TOKYO -- SoftBank Group is making a quick U-turn on how it finances its tech-focused Vision Funds, opting to tap its own resources instead of seeking outside investors who take a hefty share of investment earnings.
"I think we're at a good place right now," Masayoshi Son, chairman and CEO of SoftBank Group, said during Wednesday's earnings presentation. "We don't have to beg" third-party investors for funding.
Though this shift toward independent financing can prevent much of the money generated by SoftBank's funds from going out the door, it also exposes the Japanese investment group to heavy losses in the event of a major downturn in equity prices.
The first SoftBank Vision Fund, established in 2017 with the backing of Saudi Arabia's sovereign wealth fund and other partners, oversees $98.6 billion in assets. But the fund pays annual fixed distributions to those backers that are 7% of principal. These payments apply to roughly 4 trillion yen ($36.7 billion) of the fund's preferred capital held by outside investors.
Interest payments can reach up to 280 billion yen a year. What's left is distributed as a performance payout to holders of roughly 6 trillion yen of the fund's equity capital, which includes SoftBank itself.

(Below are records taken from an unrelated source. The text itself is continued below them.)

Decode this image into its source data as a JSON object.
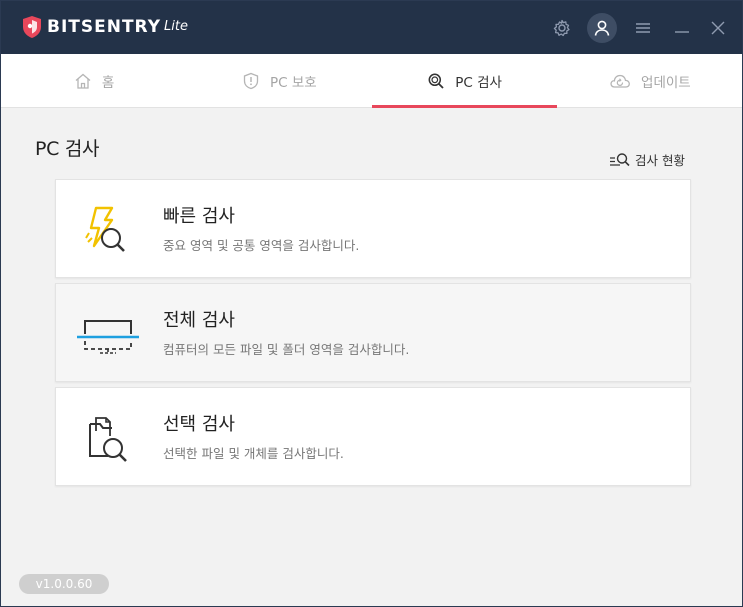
{
  "app": {
    "brand": "BITSENTRY",
    "brand_suffix": "Lite",
    "version": "v1.0.0.60",
    "colors": {
      "titlebar": "#233248",
      "accent": "#e8475b",
      "bolt": "#f2c200",
      "scan_line": "#1ea0e0"
    }
  },
  "titlebar": {
    "icons": [
      "gear-icon",
      "user-icon",
      "menu-icon",
      "minimize-icon",
      "close-icon"
    ]
  },
  "tabs": [
    {
      "label": "홈",
      "icon": "home-icon",
      "active": false
    },
    {
      "label": "PC 보호",
      "icon": "shield-icon",
      "active": false
    },
    {
      "label": "PC 검사",
      "icon": "search-icon",
      "active": true
    },
    {
      "label": "업데이트",
      "icon": "cloud-update-icon",
      "active": false
    }
  ],
  "main": {
    "title": "PC 검사",
    "status_link": "검사 현황",
    "cards": [
      {
        "title": "빠른 검사",
        "desc": "중요 영역 및 공통 영역을 검사합니다.",
        "icon": "quick-scan-icon"
      },
      {
        "title": "전체 검사",
        "desc": "컴퓨터의 모든 파일 및 폴더 영역을 검사합니다.",
        "icon": "full-scan-icon"
      },
      {
        "title": "선택 검사",
        "desc": "선택한 파일 및 개체를 검사합니다.",
        "icon": "custom-scan-icon"
      }
    ]
  }
}
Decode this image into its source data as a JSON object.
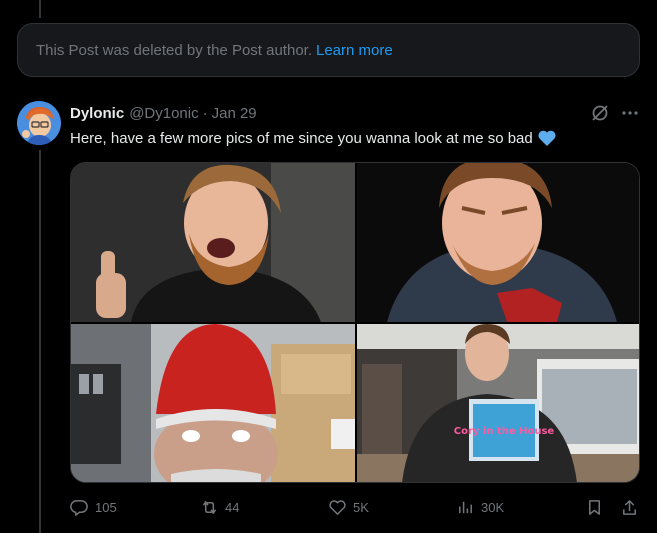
{
  "deleted_notice": {
    "text": "This Post was deleted by the Post author.",
    "link": "Learn more"
  },
  "post": {
    "display_name": "Dylonic",
    "handle": "@Dy1onic",
    "separator": "·",
    "time": "Jan 29",
    "text": "Here, have a few more pics of me since you wanna look at me so bad",
    "emoji": "blue-heart"
  },
  "media": [
    {
      "name": "photo-thumbs-up",
      "bg": "#3a3a3a"
    },
    {
      "name": "photo-red-shirt",
      "bg": "#0d0d0d"
    },
    {
      "name": "photo-gnome-hat",
      "bg": "#8a8f94"
    },
    {
      "name": "photo-game-store",
      "bg": "#6b6b6b",
      "game_box_text": "Cory in the House"
    }
  ],
  "actions": {
    "replies": "105",
    "reposts": "44",
    "likes": "5K",
    "views": "30K"
  },
  "colors": {
    "accent": "#1d9bf0",
    "muted": "#71767b",
    "text": "#e7e9ea",
    "border": "#2f3336"
  }
}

The first Vision Fund has made 92 investments, and it fully cashed out from about a dozen targets as of March 31. The recent buoyant market has made for a favorable investment environment, but a correction could upend SoftBank's strategy to recoup its investments.
Consequently, the 7% promise to co-investors is viewed by SoftBank as a burden.
When SoftBank began preparations for the second Vision Fund in 2019, the group initially planned to recruit outside investors for the vehicle. But finances went south that year, largely due to the WeWork debacle sparked by the failed attempt at a public offering by the SoftBank investment target. Softer equity prices across the board squeezed portfolio performance further, resulting in the original Vision Fund booking investment losses of roughly 1.8 trillion yen.
The second Vision Fund debuted in 2020 with SoftBank footing the entire capitalization. This turned out to work in SoftBank's favor.
The world's advanced economies engaged in government stimulus activity to counter the coronavirus pandemic, a move that pumped extra liquidity into markets. As global markets recovered, a number of Vision Fund targets went public, allowing investments to be recouped. This gave rise to a virtuous cycle in which the first Vision Fund sells off targets, and the proceeds are invested in promising startups through the second Vision Fund.
The second fund's portfolio has grown to $30 billion as of Tuesday, and SoftBank owns all the assets.
As the volatile investment business accounts for a bigger share of SoftBank's earnings, how the group will maintain financial discipline has become an important topic. The Japanese group attaches great importance to its loan-to-value ratio, which compares SoftBank's net interest-bearing debt to the total value of the group's stock in the Vision Fund targets and its separately held shares in Chinese e-commerce leader Alibaba Group Holding.
SoftBank's net interest-bearing debt totaled 3.7 trillion yen when the fiscal year ended in March. The 29.8 trillion yen value of the group's stock holdings puts the loan-to-value ratio at just over 12%. SoftBank aims to keep the ratio below 25% during normal times and below 35% during emergencies.
"We're in a very healthy range," Son said.
Yet exposures remain. Alibaba accounts for over 40% of the shares held, and an event similar to the dot-com bubble collapse could quickly erase half the value of SoftBank's tech holdings.